Ephesians 5:8 “For you were once darkness, but now you are light in the Lord.”

Observation: Paul has just encouraged the Ephesians to “be imitators of God…as dearly loved children…” (Verse 5:1) We are told to be a “fragrant offering” (Verse 2), and to carry not so much as a hint of sexual immorality, impurity or greed…no obscenity, no foolish talk, no coarse joking. These things, Paul says, spring from idolatry and prevent such a man or woman from having “any inheritance in the kingdom of Christ and of God.” (Verse 5) Verse 8 sums the thought: we once were darkness (not like darkness or in darkness, but we were darkness itself), “but now you are light in the Lord.”

Application: Paul isn’t finished yet. He evidently understands how easy it is for me to read such a passage yet still keep my mask firmly in place. I am able to put on my best Sunday countenance and venture forth determined not to show such inner idolatry. But verse 12 reveals Paul’s fingers tugging at the mask’s edges, determined to rip it off in utter exposure: “It is shameful to mention what the disobedient do in secret.”

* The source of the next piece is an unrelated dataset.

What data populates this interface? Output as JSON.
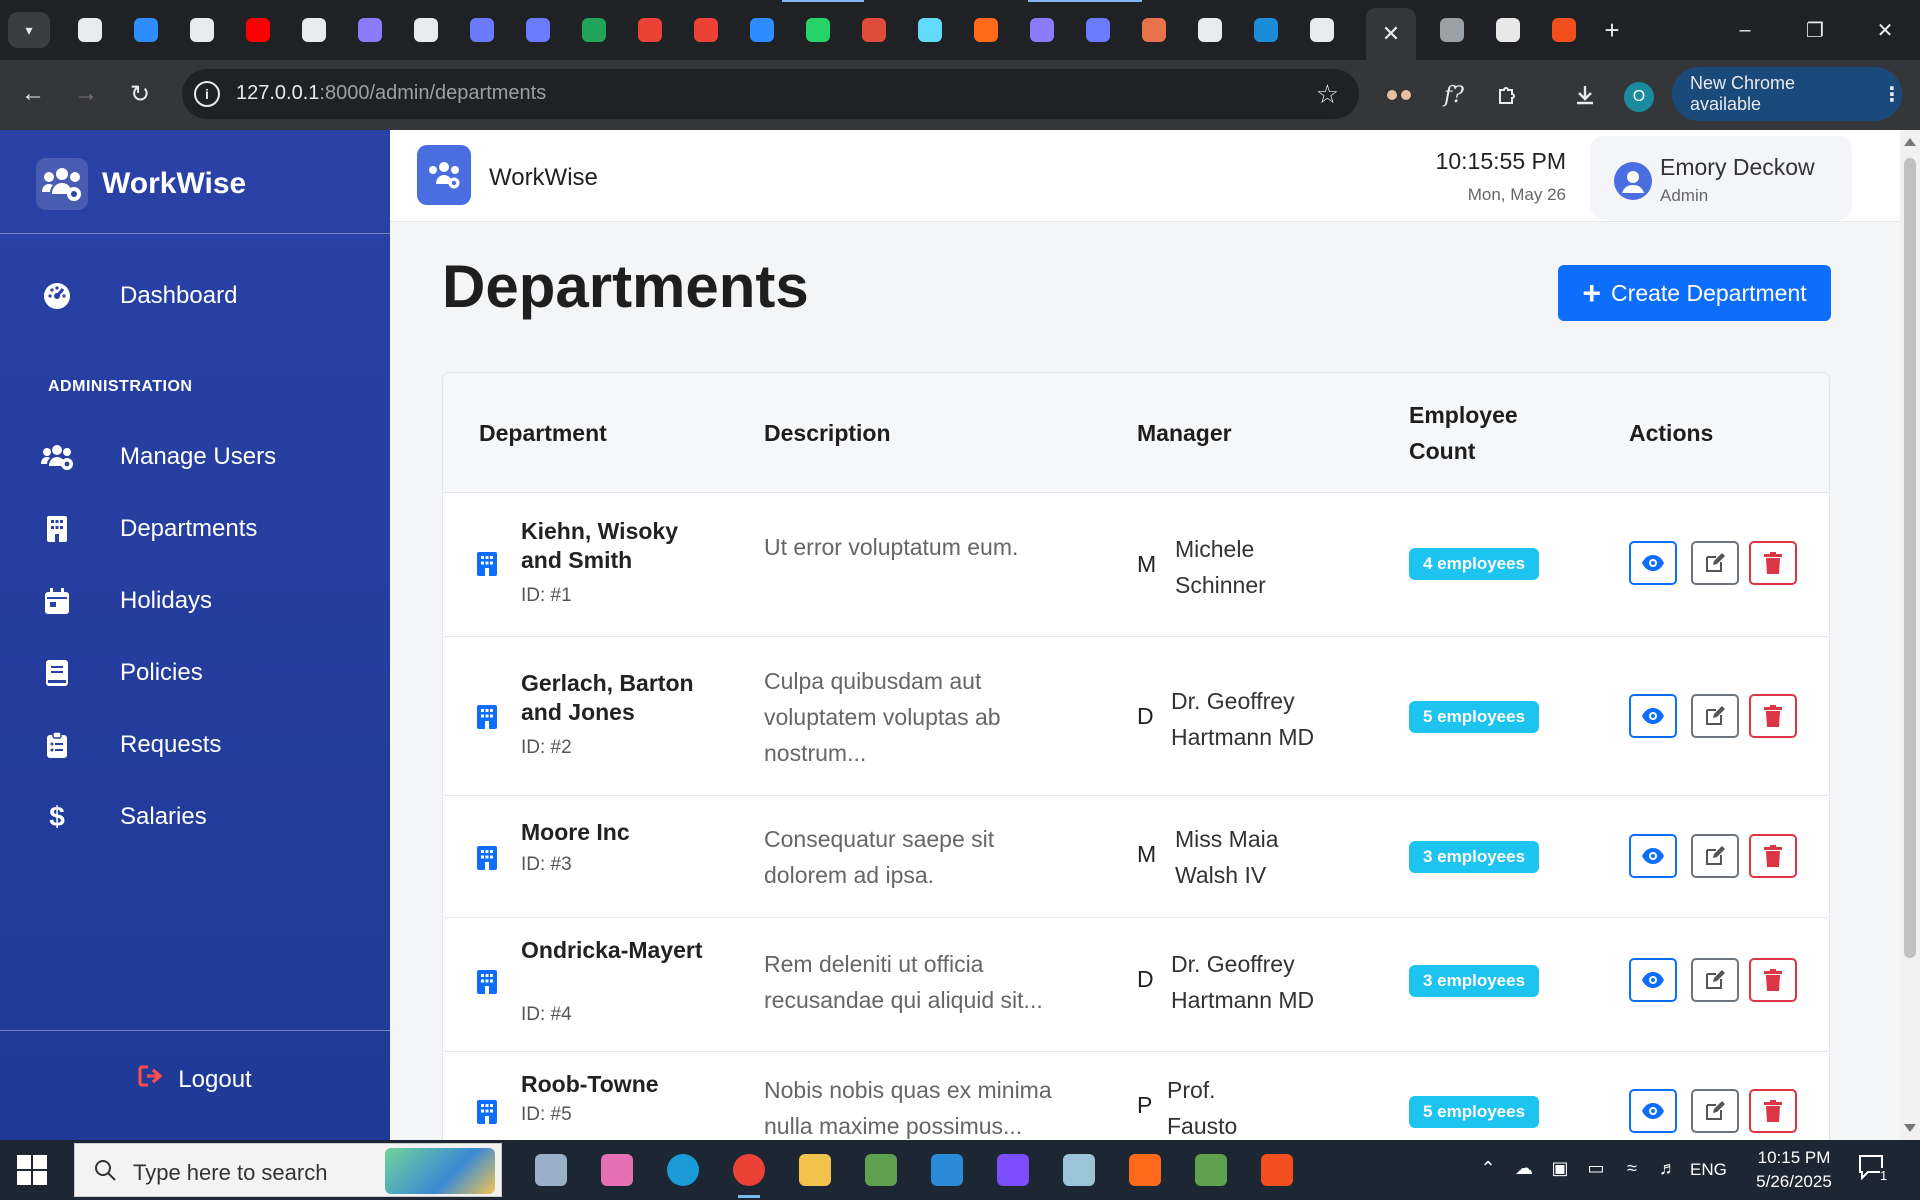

“How does he know about a secret life?” I wonder. “Who gave him knowledge of things hidden?” These are, of course, the wrong questions. They are defensive, revealing just how on-target Paul really is. Besides, the answer is self-evident: it is by the eternal, omniscient God that Paul knows these things. Hosea, commenting on the Hebrews’ history of building physical idols, mourned, “How long will they be incapable of purity?” (Hosea 8:5) From both Hosea and Paul it is apparent that impurity, whether outward or hidden, leads to my destruction.

As I write well before winter’s dawn, my eyes are drawn to the tree on my deck decorated with lights of the holiday season. Snow has fallen through the night, coating each needle with the purest of white so the tree itself is no longer visible; I can only see it through its fresh covering. Yet from within, the lights still glow. Radiance shines forth, filtered through the refining purity of its covering of snow.

This, I think, is how I become what Paul wrote of: “…a light in the Lord.” Paul isn’t calling me to reflect His light as a dead, cold moon reflects the light of the sun. Instead, I am to “be” light in the Lord. I am to live as a child of light, as one who possesses it and gives it away to all who come within view. He is to so completely suffuse me that like the needles of the tree, I am no longer visible; only Christ can be seen.

Prayer: Lord, cleanse me of every impurity, every idolatry, whether hidden or visible. I want more than anything to be light in the Lord, shining as Christ upon all whom You bring across my path.